No, this isn’t a depressing post, but merely just a statement. Back about 5-7 years ago when I was playing in the top divisions in hockey, I considered myself to be a decent goalie. Especially when my teams were doing very well and I could help achieve a championship. Today, at the ripe age of 41, I am not as fast as I used to be. Yet, here I am, still playing in the top divisions and doing pretty well. My intermediate/advanced ice hockey team is sitting in 2nd right now while my Wednesday intermediate/advanced team is tops in the league. I know most of it is being on the right team, but I do feel like I am losing a step at times.
Last night, the team we played against really gave us a run, but we took the lead and never trailed in the game. I was very happy with the end result, but some of the things they were doing to score goals really made me think about how much slower I am today.
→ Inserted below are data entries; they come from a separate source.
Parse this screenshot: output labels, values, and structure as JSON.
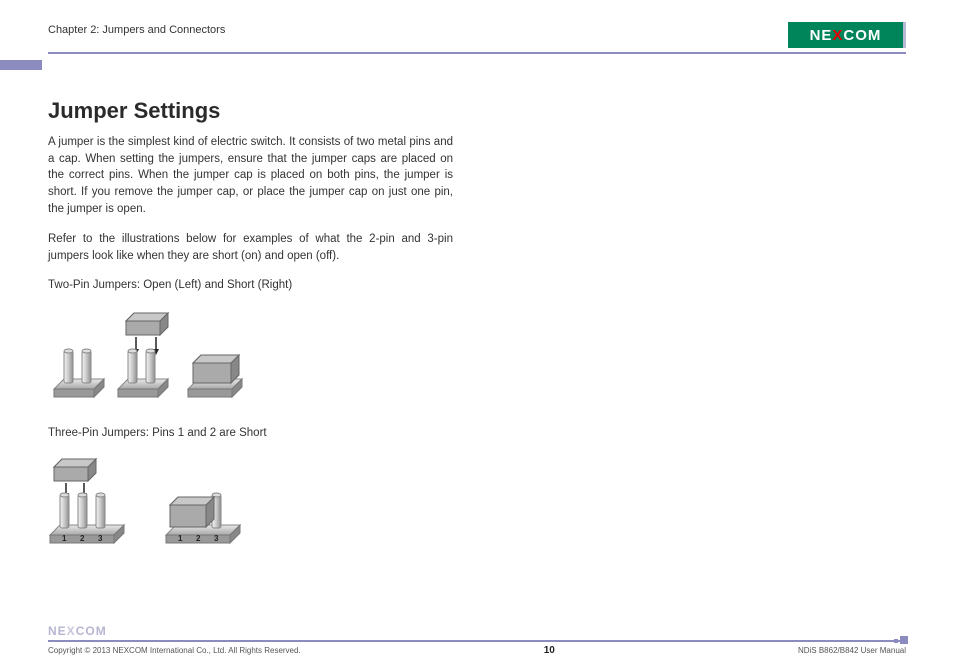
{
  "header": {
    "chapter": "Chapter 2: Jumpers and Connectors",
    "logo_left": "NE",
    "logo_x": "X",
    "logo_right": "COM"
  },
  "main": {
    "heading": "Jumper Settings",
    "para1": "A jumper is the simplest kind of electric switch. It consists of two metal pins and a cap. When setting the jumpers, ensure that the jumper caps are placed on the correct pins. When the jumper cap is placed on both pins, the jumper is short. If you remove the jumper cap, or place the jumper cap on just one pin, the jumper is open.",
    "para2": "Refer to the illustrations below for examples of what the 2-pin and 3-pin jumpers look like when they are short (on) and open (off).",
    "caption1": "Two-Pin Jumpers: Open (Left) and Short (Right)",
    "caption2": "Three-Pin Jumpers: Pins 1 and 2 are Short"
  },
  "footer": {
    "logo_left": "NE",
    "logo_x": "X",
    "logo_right": "COM",
    "copyright": "Copyright © 2013 NEXCOM International Co., Ltd. All Rights Reserved.",
    "page": "10",
    "manual": "NDiS B862/B842 User Manual"
  }
}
The passing plays across the net that I couldn’t slide over and get to, or how slow I was to react to those great chances were what I noticed the most. Yes, I stopped a couple breakaways and had some good glove saves. I am also certainly very happy about the victory too. I just know that I could have shaved off a couple goals if I reacted a bit quicker than I did.
I suppose beggars can’t be choosers though. Here I am and playing this kind of hockey at my age. That alone should be a victory for me and I should be happy about that.
Tonight I have some project work to do for my day job and then back on Friday to host a suite at the Griffins game. This weekend is going to be crazy with what will be my next to last weekend of ice hockey reffing. I hope to fit in some Titanfall, Battlefield 4, and Borderlands 2 into the mix this weekend as well.